From the example, it can be seen that the existence of the biomolecules in the liquid sample flowing under the environment that high external electric field is applied can be detected using the FET array. The biomolecule detector and the method thereof of the present invention can also be adapted to charged biomolecules different from those used in this example, or the biomolecule sample having a concentration range out of the range used in this example. The skilled in the art can detect the biomolecules while changing the particular experimental conditions within the scope of the technical spirit of the present invention, which case also pertains to the scope of the present invention.

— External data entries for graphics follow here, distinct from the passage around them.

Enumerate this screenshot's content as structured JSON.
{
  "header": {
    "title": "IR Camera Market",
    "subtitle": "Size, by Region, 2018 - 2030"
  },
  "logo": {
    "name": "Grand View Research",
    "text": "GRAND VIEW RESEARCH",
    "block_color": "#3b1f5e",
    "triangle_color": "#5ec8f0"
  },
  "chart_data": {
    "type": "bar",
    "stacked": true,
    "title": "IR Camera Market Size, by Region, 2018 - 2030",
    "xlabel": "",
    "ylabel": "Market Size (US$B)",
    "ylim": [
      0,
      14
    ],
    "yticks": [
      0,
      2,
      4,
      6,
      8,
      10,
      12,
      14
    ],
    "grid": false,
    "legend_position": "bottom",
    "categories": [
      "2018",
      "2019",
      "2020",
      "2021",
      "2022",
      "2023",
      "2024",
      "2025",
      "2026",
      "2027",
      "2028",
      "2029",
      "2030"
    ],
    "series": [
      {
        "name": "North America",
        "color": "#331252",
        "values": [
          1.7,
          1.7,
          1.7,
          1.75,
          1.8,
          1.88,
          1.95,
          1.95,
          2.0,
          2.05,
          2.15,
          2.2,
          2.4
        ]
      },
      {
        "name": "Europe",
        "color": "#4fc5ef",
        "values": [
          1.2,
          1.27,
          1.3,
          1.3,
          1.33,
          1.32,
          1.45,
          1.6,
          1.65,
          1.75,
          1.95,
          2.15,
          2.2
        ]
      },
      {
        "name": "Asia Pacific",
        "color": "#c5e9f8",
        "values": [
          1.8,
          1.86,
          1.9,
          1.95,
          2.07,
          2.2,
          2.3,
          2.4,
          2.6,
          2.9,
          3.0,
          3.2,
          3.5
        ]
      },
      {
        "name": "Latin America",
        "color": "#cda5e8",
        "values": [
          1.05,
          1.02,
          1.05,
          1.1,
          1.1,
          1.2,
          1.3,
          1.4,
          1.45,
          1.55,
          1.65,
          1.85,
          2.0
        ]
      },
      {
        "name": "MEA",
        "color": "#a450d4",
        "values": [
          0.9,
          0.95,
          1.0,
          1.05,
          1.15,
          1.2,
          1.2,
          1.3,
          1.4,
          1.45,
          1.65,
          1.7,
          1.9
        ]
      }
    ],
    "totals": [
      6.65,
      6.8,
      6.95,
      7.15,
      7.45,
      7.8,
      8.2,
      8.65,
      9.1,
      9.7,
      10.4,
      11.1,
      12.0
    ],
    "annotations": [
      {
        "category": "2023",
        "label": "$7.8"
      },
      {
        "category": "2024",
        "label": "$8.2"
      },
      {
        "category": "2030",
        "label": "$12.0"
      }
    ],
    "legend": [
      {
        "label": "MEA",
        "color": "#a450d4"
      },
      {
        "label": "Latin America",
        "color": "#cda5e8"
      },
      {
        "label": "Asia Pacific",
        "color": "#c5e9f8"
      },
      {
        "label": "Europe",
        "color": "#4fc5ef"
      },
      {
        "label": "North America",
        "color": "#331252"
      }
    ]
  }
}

According to the present invention, using the FET array, the existence and concentration of the biomolecules in the sample can be electrically detected under the circumstance where high external voltage is applied to flow the biomolecules. Using the FET array, the deviation for each FET can be reduced and the multiplex processing is also possible to measure the plurality of analyzing samples at the same time. The electrical measuring method of the present invention is a label-free type requiring no pre-treatment, and can be advantageously adapted to the analysis system of the small quantity of liquid sample such as a lab-on-a-chip and others.
Although preferred embodiments of the present invention have been described for illustrative purposes, those skilled in the art will appreciate that various modifications, additions and substitutions are possible, without departing from the scope and spirit of the invention as disclosed in the accompanying claims.